3
votes

I am reading from an unbound source (Kafka) and writing its wordcount to other Kafka topic. Now I want to perform checkpoint in beam Pipeline. I have followed all the instructions in the apache beam documentation but checkpoint directory is not created even after that.

below are the parameters for I used for the pipeline:-

--runner=FlinkRunner
--streaming=true
--parallelism=2
--checkpointingInterval=1000
--checkpointTimeoutMillis=5000
--minPauseBetweenCheckpoints=500
--externalizedCheckpointsEnabled=true
--retainExternalizedCheckpointsOnCancellation=true

can anyone help me out with checkpointing?

2

2 Answers

1
votes

I have worked on the solution, so one is you can change the checkpoint.state.dir path in flink-conf.yaml of link cluster and other is by using flinkPipelineOptions-

        @Description(
                "Sets the state backend factory to use in streaming mode. "
                        + "Defaults to the flink cluster's state.backend configuration.")
        Class<? extends FlinkStateBackendFactory> getStateBackendFactory();
        void setStateBackendFactory(Class<? extends FlinkStateBackendFactory> stateBackendFactory);

and by setting setStateBackendFactory (i have done using custom class)

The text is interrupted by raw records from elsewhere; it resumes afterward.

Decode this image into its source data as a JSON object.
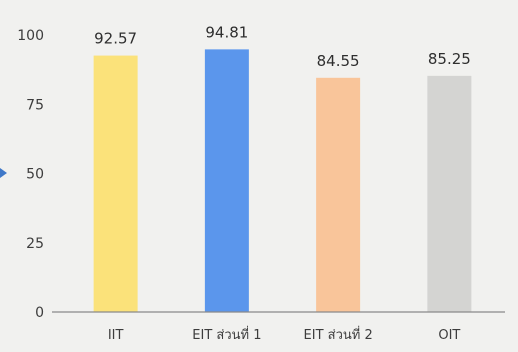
{
  "chart_data": {
    "type": "bar",
    "title": "",
    "xlabel": "",
    "ylabel": "",
    "categories": [
      "IIT",
      "EIT ส่วนที่ 1",
      "EIT ส่วนที่ 2",
      "OIT"
    ],
    "values": [
      92.57,
      94.81,
      84.55,
      85.25
    ],
    "value_labels": [
      "92.57",
      "94.81",
      "84.55",
      "85.25"
    ],
    "colors": [
      "#fbe27a",
      "#5b96ec",
      "#f9c59a",
      "#d4d4d2"
    ],
    "ylim": [
      0,
      100
    ],
    "yticks": [
      "0",
      "25",
      "50",
      "75",
      "100"
    ],
    "grid": false,
    "legend": "none",
    "axis_color": "#8a8a8a",
    "marker_color": "#3f78c8"
  }
}
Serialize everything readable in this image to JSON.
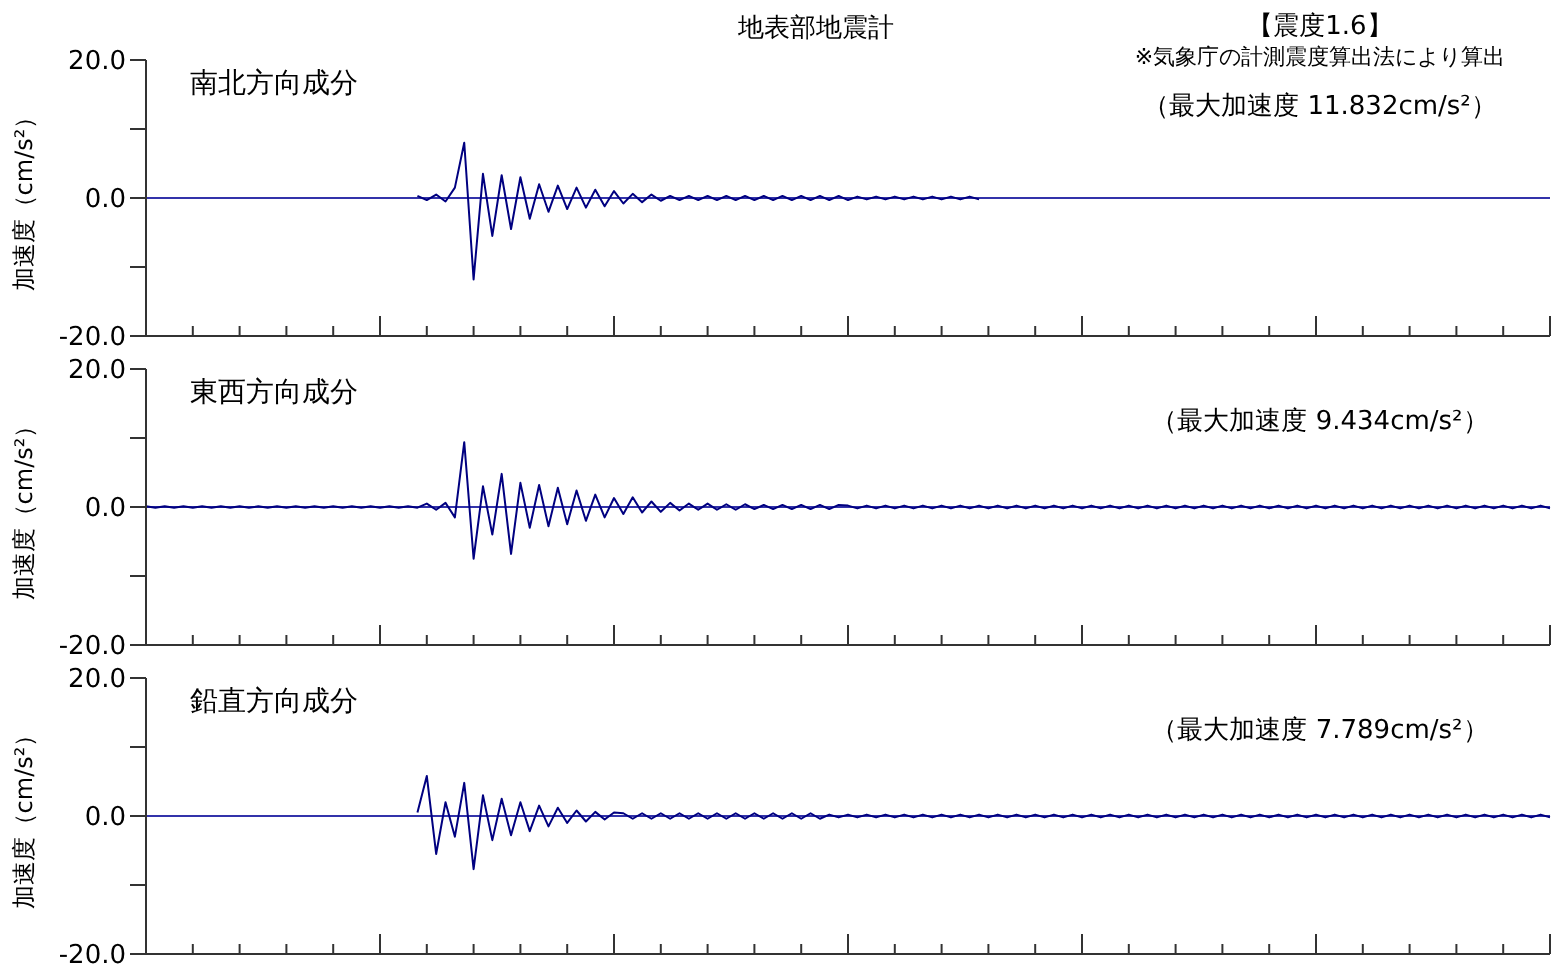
{
  "chart_data": [
    {
      "type": "line",
      "title": "地表部地震計",
      "subtitle": "南北方向成分",
      "ylabel": "加速度（cm/s²）",
      "annotations": [
        "【震度1.6】",
        "※気象庁の計測震度算出法により算出",
        "（最大加速度 11.832cm/s²）"
      ],
      "categories": [
        null,
        null,
        null,
        null,
        null,
        null,
        null,
        null,
        null,
        null,
        null,
        null,
        null,
        null,
        null,
        null,
        null,
        null,
        null,
        null,
        null,
        null,
        null,
        null,
        null,
        null,
        null,
        null,
        null,
        null,
        null,
        null,
        null,
        null,
        null,
        null,
        null,
        null,
        null,
        null,
        null,
        null,
        null,
        null,
        null,
        null,
        null,
        null,
        null,
        null,
        null,
        null,
        null,
        null,
        null,
        null,
        null,
        null,
        null,
        null,
        null,
        null,
        null,
        null,
        null,
        null,
        null,
        null,
        null,
        null,
        null,
        null,
        null,
        null,
        null,
        null,
        null,
        null,
        null,
        null,
        null,
        null,
        null,
        null,
        null,
        null,
        null,
        null,
        null,
        null,
        null,
        null,
        null,
        null,
        null,
        null,
        null,
        null,
        null,
        null,
        null,
        null,
        null,
        null,
        null,
        null,
        null,
        null,
        null,
        null,
        null,
        null,
        null,
        null,
        null,
        null,
        null,
        null,
        null,
        null,
        null,
        null,
        null,
        null,
        null,
        null,
        null,
        null,
        null,
        null,
        null,
        null,
        null,
        null,
        null,
        null,
        null,
        null,
        null,
        null,
        null,
        null,
        null,
        null,
        null,
        null,
        null,
        null,
        null,
        null,
        null
      ],
      "series": [
        {
          "color": "#000080",
          "values": [
            null,
            null,
            null,
            null,
            null,
            null,
            null,
            null,
            null,
            null,
            null,
            null,
            null,
            null,
            null,
            null,
            null,
            null,
            null,
            null,
            null,
            null,
            null,
            null,
            null,
            null,
            null,
            null,
            null,
            0.3,
            -0.3,
            0.5,
            -0.5,
            1.5,
            8.0,
            -11.8,
            3.5,
            -5.5,
            3.3,
            -4.5,
            3.0,
            -3.0,
            2.0,
            -2.0,
            1.8,
            -1.6,
            1.5,
            -1.4,
            1.2,
            -1.2,
            1.0,
            -0.8,
            0.6,
            -0.6,
            0.5,
            -0.4,
            0.3,
            -0.3,
            0.3,
            -0.3,
            0.3,
            -0.3,
            0.3,
            -0.3,
            0.3,
            -0.3,
            0.3,
            -0.3,
            0.3,
            -0.3,
            0.3,
            -0.3,
            0.3,
            -0.3,
            0.3,
            -0.3,
            0.2,
            -0.2,
            0.2,
            -0.2,
            0.2,
            -0.2,
            0.2,
            -0.2,
            0.2,
            -0.2,
            0.2,
            -0.2,
            0.2,
            -0.2,
            null,
            null,
            null,
            null,
            null,
            null,
            null,
            null,
            null,
            null,
            null,
            null,
            null,
            null,
            null,
            null,
            null,
            null,
            null,
            null,
            null,
            null,
            null,
            null,
            null,
            null,
            null,
            null,
            null,
            null,
            null,
            null,
            null,
            null,
            null,
            null,
            null,
            null,
            null,
            null,
            null,
            null,
            null,
            null,
            null,
            null,
            null,
            null,
            null,
            null,
            null,
            null,
            null,
            null,
            null,
            null,
            null,
            null,
            null,
            null,
            null
          ]
        }
      ],
      "ylim": [
        -20,
        20
      ],
      "yticks": [
        {
          "value": 20,
          "label": "20.0"
        },
        {
          "value": 10,
          "label": null
        },
        {
          "value": 0,
          "label": "0.0"
        },
        {
          "value": -10,
          "label": null
        },
        {
          "value": -20,
          "label": "-20.0"
        }
      ],
      "tick_labels": "y",
      "ref_lines": [
        {
          "axis": "y",
          "value": 0,
          "color": "#3333aa"
        }
      ]
    },
    {
      "type": "line",
      "subtitle": "東西方向成分",
      "ylabel": "加速度（cm/s²）",
      "annotations": [
        "（最大加速度 9.434cm/s²）"
      ],
      "categories": [
        null,
        null,
        null,
        null,
        null,
        null,
        null,
        null,
        null,
        null,
        null,
        null,
        null,
        null,
        null,
        null,
        null,
        null,
        null,
        null,
        null,
        null,
        null,
        null,
        null,
        null,
        null,
        null,
        null,
        null,
        null,
        null,
        null,
        null,
        null,
        null,
        null,
        null,
        null,
        null,
        null,
        null,
        null,
        null,
        null,
        null,
        null,
        null,
        null,
        null,
        null,
        null,
        null,
        null,
        null,
        null,
        null,
        null,
        null,
        null,
        null,
        null,
        null,
        null,
        null,
        null,
        null,
        null,
        null,
        null,
        null,
        null,
        null,
        null,
        null,
        null,
        null,
        null,
        null,
        null,
        null,
        null,
        null,
        null,
        null,
        null,
        null,
        null,
        null,
        null,
        null,
        null,
        null,
        null,
        null,
        null,
        null,
        null,
        null,
        null,
        null,
        null,
        null,
        null,
        null,
        null,
        null,
        null,
        null,
        null,
        null,
        null,
        null,
        null,
        null,
        null,
        null,
        null,
        null,
        null,
        null,
        null,
        null,
        null,
        null,
        null,
        null,
        null,
        null,
        null,
        null,
        null,
        null,
        null,
        null,
        null,
        null,
        null,
        null,
        null,
        null,
        null,
        null,
        null,
        null,
        null,
        null,
        null,
        null,
        null,
        null
      ],
      "series": [
        {
          "color": "#000080",
          "values": [
            0.1,
            -0.1,
            0.1,
            -0.1,
            0.1,
            -0.1,
            0.1,
            -0.1,
            0.1,
            -0.1,
            0.1,
            -0.1,
            0.1,
            -0.1,
            0.1,
            -0.1,
            0.1,
            -0.1,
            0.1,
            -0.1,
            0.1,
            -0.1,
            0.1,
            -0.1,
            0.1,
            -0.1,
            0.1,
            -0.1,
            0.1,
            -0.1,
            0.5,
            -0.4,
            0.6,
            -1.5,
            9.4,
            -7.5,
            3.0,
            -4.0,
            4.8,
            -6.8,
            3.5,
            -3.0,
            3.2,
            -2.8,
            2.8,
            -2.5,
            2.4,
            -2.0,
            1.8,
            -1.5,
            1.3,
            -1.0,
            1.4,
            -0.8,
            0.8,
            -0.7,
            0.6,
            -0.5,
            0.5,
            -0.4,
            0.5,
            -0.4,
            0.4,
            -0.4,
            0.4,
            -0.3,
            0.3,
            -0.3,
            0.3,
            -0.3,
            0.3,
            -0.3,
            0.3,
            -0.3,
            0.3,
            0.2,
            -0.2,
            0.2,
            -0.2,
            0.2,
            -0.2,
            0.2,
            -0.2,
            0.2,
            -0.2,
            0.2,
            -0.2,
            0.2,
            -0.2,
            0.2,
            -0.2,
            0.2,
            -0.2,
            0.2,
            -0.2,
            0.2,
            -0.2,
            0.2,
            -0.2,
            0.2,
            -0.2,
            0.2,
            -0.2,
            0.2,
            -0.2,
            0.2,
            -0.2,
            0.2,
            -0.2,
            0.2,
            -0.2,
            0.2,
            -0.2,
            0.2,
            -0.2,
            0.2,
            -0.2,
            0.2,
            -0.2,
            0.2,
            -0.2,
            0.2,
            -0.2,
            0.2,
            -0.2,
            0.2,
            -0.2,
            0.2,
            -0.2,
            0.2,
            -0.2,
            0.2,
            -0.2,
            0.2,
            -0.2,
            0.2,
            -0.2,
            0.2,
            -0.2,
            0.2,
            -0.2,
            0.2,
            -0.2,
            0.2,
            -0.2,
            0.2,
            -0.2,
            0.2,
            -0.2,
            0.2,
            -0.2
          ]
        }
      ],
      "ylim": [
        -20,
        20
      ],
      "yticks": [
        {
          "value": 20,
          "label": "20.0"
        },
        {
          "value": 10,
          "label": null
        },
        {
          "value": 0,
          "label": "0.0"
        },
        {
          "value": -10,
          "label": null
        },
        {
          "value": -20,
          "label": "-20.0"
        }
      ],
      "tick_labels": "y",
      "ref_lines": [
        {
          "axis": "y",
          "value": 0,
          "color": "#3333aa"
        }
      ]
    },
    {
      "type": "line",
      "subtitle": "鉛直方向成分",
      "ylabel": "加速度（cm/s²）",
      "annotations": [
        "（最大加速度 7.789cm/s²）"
      ],
      "categories": [
        null,
        null,
        null,
        null,
        null,
        null,
        null,
        null,
        null,
        null,
        null,
        null,
        null,
        null,
        null,
        null,
        null,
        null,
        null,
        null,
        null,
        null,
        null,
        null,
        null,
        null,
        null,
        null,
        null,
        null,
        null,
        null,
        null,
        null,
        null,
        null,
        null,
        null,
        null,
        null,
        null,
        null,
        null,
        null,
        null,
        null,
        null,
        null,
        null,
        null,
        null,
        null,
        null,
        null,
        null,
        null,
        null,
        null,
        null,
        null,
        null,
        null,
        null,
        null,
        null,
        null,
        null,
        null,
        null,
        null,
        null,
        null,
        null,
        null,
        null,
        null,
        null,
        null,
        null,
        null,
        null,
        null,
        null,
        null,
        null,
        null,
        null,
        null,
        null,
        null,
        null,
        null,
        null,
        null,
        null,
        null,
        null,
        null,
        null,
        null,
        null,
        null,
        null,
        null,
        null,
        null,
        null,
        null,
        null,
        null,
        null,
        null,
        null,
        null,
        null,
        null,
        null,
        null,
        null,
        null,
        null,
        null,
        null,
        null,
        null,
        null,
        null,
        null,
        null,
        null,
        null,
        null,
        null,
        null,
        null,
        null,
        null,
        null,
        null,
        null,
        null,
        null,
        null,
        null,
        null,
        null,
        null,
        null,
        null,
        null,
        null
      ],
      "series": [
        {
          "color": "#000080",
          "values": [
            null,
            null,
            null,
            null,
            null,
            null,
            null,
            null,
            null,
            null,
            null,
            null,
            null,
            null,
            null,
            null,
            null,
            null,
            null,
            null,
            null,
            null,
            null,
            null,
            null,
            null,
            null,
            null,
            null,
            0.5,
            5.8,
            -5.5,
            2.0,
            -3.0,
            4.8,
            -7.7,
            3.0,
            -3.5,
            2.5,
            -2.8,
            2.0,
            -2.2,
            1.5,
            -1.5,
            1.2,
            -1.0,
            0.8,
            -0.8,
            0.6,
            -0.5,
            0.5,
            0.4,
            -0.4,
            0.4,
            -0.4,
            0.4,
            -0.4,
            0.4,
            -0.4,
            0.4,
            -0.4,
            0.4,
            -0.4,
            0.4,
            -0.4,
            0.4,
            -0.4,
            0.4,
            -0.4,
            0.4,
            -0.4,
            0.4,
            -0.4,
            0.2,
            -0.2,
            0.2,
            -0.2,
            0.2,
            -0.2,
            0.2,
            -0.2,
            0.2,
            -0.2,
            0.2,
            -0.2,
            0.2,
            -0.2,
            0.2,
            -0.2,
            0.2,
            -0.2,
            0.2,
            -0.2,
            0.2,
            -0.2,
            0.2,
            -0.2,
            0.2,
            -0.2,
            0.2,
            -0.2,
            0.2,
            -0.2,
            0.2,
            -0.2,
            0.2,
            -0.2,
            0.2,
            -0.2,
            0.2,
            -0.2,
            0.2,
            -0.2,
            0.2,
            -0.2,
            0.2,
            -0.2,
            0.2,
            -0.2,
            0.2,
            -0.2,
            0.2,
            -0.2,
            0.2,
            -0.2,
            0.2,
            -0.2,
            0.2,
            -0.2,
            0.2,
            -0.2,
            0.2,
            -0.2,
            0.2,
            -0.2,
            0.2,
            -0.2,
            0.2,
            -0.2,
            0.2,
            -0.2,
            0.2,
            -0.2,
            0.2,
            -0.2,
            0.2,
            -0.2,
            0.2,
            -0.2,
            0.2,
            -0.2
          ]
        }
      ],
      "ylim": [
        -20,
        20
      ],
      "yticks": [
        {
          "value": 20,
          "label": "20.0"
        },
        {
          "value": 10,
          "label": null
        },
        {
          "value": 0,
          "label": "0.0"
        },
        {
          "value": -10,
          "label": null
        },
        {
          "value": -20,
          "label": "-20.0"
        }
      ],
      "tick_labels": "y",
      "ref_lines": [
        {
          "axis": "y",
          "value": 0,
          "color": "#3333aa"
        }
      ]
    }
  ]
}
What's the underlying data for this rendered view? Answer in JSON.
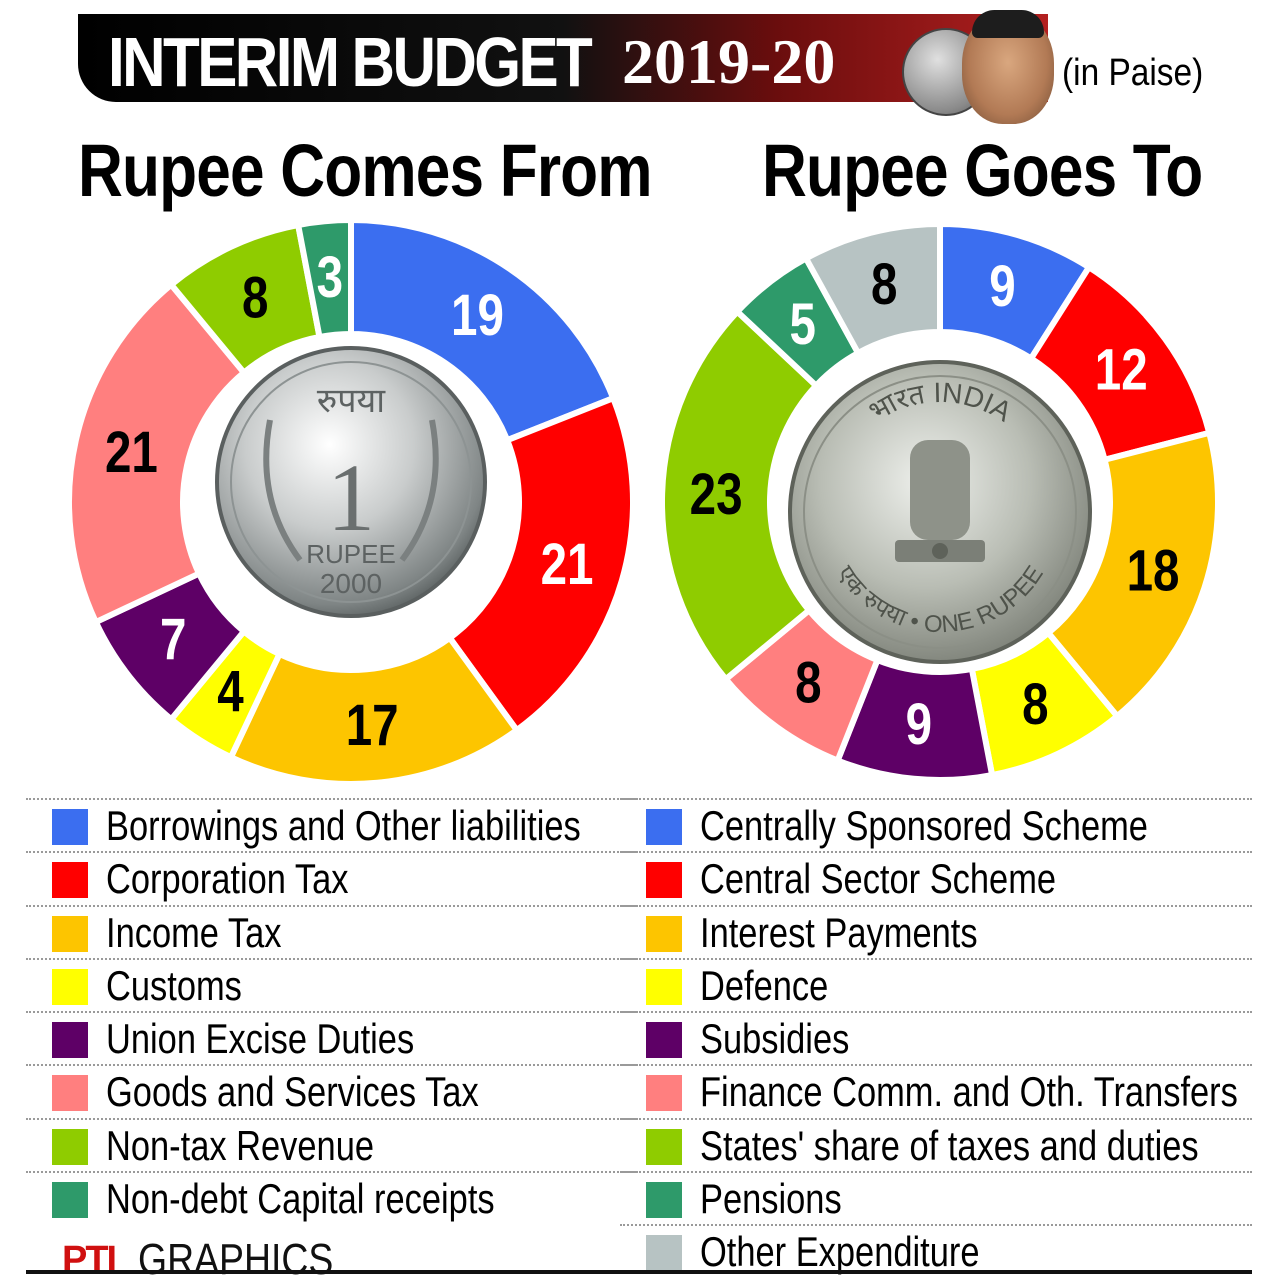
{
  "header": {
    "title": "INTERIM BUDGET",
    "year": "2019-20",
    "unit": "(in Paise)"
  },
  "chart_data": [
    {
      "type": "pie",
      "title": "Rupee Comes From",
      "unit": "paise",
      "categories": [
        "Borrowings and Other liabilities",
        "Corporation Tax",
        "Income Tax",
        "Customs",
        "Union Excise Duties",
        "Goods and Services Tax",
        "Non-tax Revenue",
        "Non-debt Capital receipts"
      ],
      "values": [
        19,
        21,
        17,
        4,
        7,
        21,
        8,
        3
      ],
      "colors": [
        "#3b6ef0",
        "#ff0000",
        "#fdc500",
        "#ffff00",
        "#5e0066",
        "#ff7f7f",
        "#8fcc00",
        "#2e9a6a"
      ],
      "center_image": "rupee-coin-2000"
    },
    {
      "type": "pie",
      "title": "Rupee Goes To",
      "unit": "paise",
      "categories": [
        "Centrally Sponsored Scheme",
        "Central Sector Scheme",
        "Interest Payments",
        "Defence",
        "Subsidies",
        "Finance Comm. and Oth. Transfers",
        "States' share of taxes and duties",
        "Pensions",
        "Other Expenditure"
      ],
      "values": [
        9,
        12,
        18,
        8,
        9,
        8,
        23,
        5,
        8
      ],
      "colors": [
        "#3b6ef0",
        "#ff0000",
        "#fdc500",
        "#ffff00",
        "#5e0066",
        "#ff7f7f",
        "#8fcc00",
        "#2e9a6a",
        "#b7c3c3"
      ],
      "center_image": "rupee-coin-india-emblem"
    }
  ],
  "coin_left": {
    "top": "रुपया",
    "denomination": "1",
    "word": "RUPEE",
    "year": "2000"
  },
  "coin_right": {
    "top": "भारत INDIA",
    "bottom": "एक रुपया • ONE RUPEE"
  },
  "credit": {
    "logo": "PTI",
    "text": "GRAPHICS"
  }
}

  static class  bakend implements FlinkStateBackendFactory{

        @Override
        public StateBackend createStateBackend(FlinkPipelineOptions options) {
            return new FsStateBackend("file:///Users/myPc/word-count-beam/src/checkpoint/");

        }
    }

this will create a checkpointDir also you also need to set a value of checkpointinginterval for checkpointing to be enabled.

0
votes

I know it is old, but want to agree with your answer. we built a dockerized flink in 2019 and beam and running with these options

--runner=FlinkRunner --streaming=true --checkpointingInterval=30000 --env=dev

and we have configured in conf.yml with rocksdb as backend.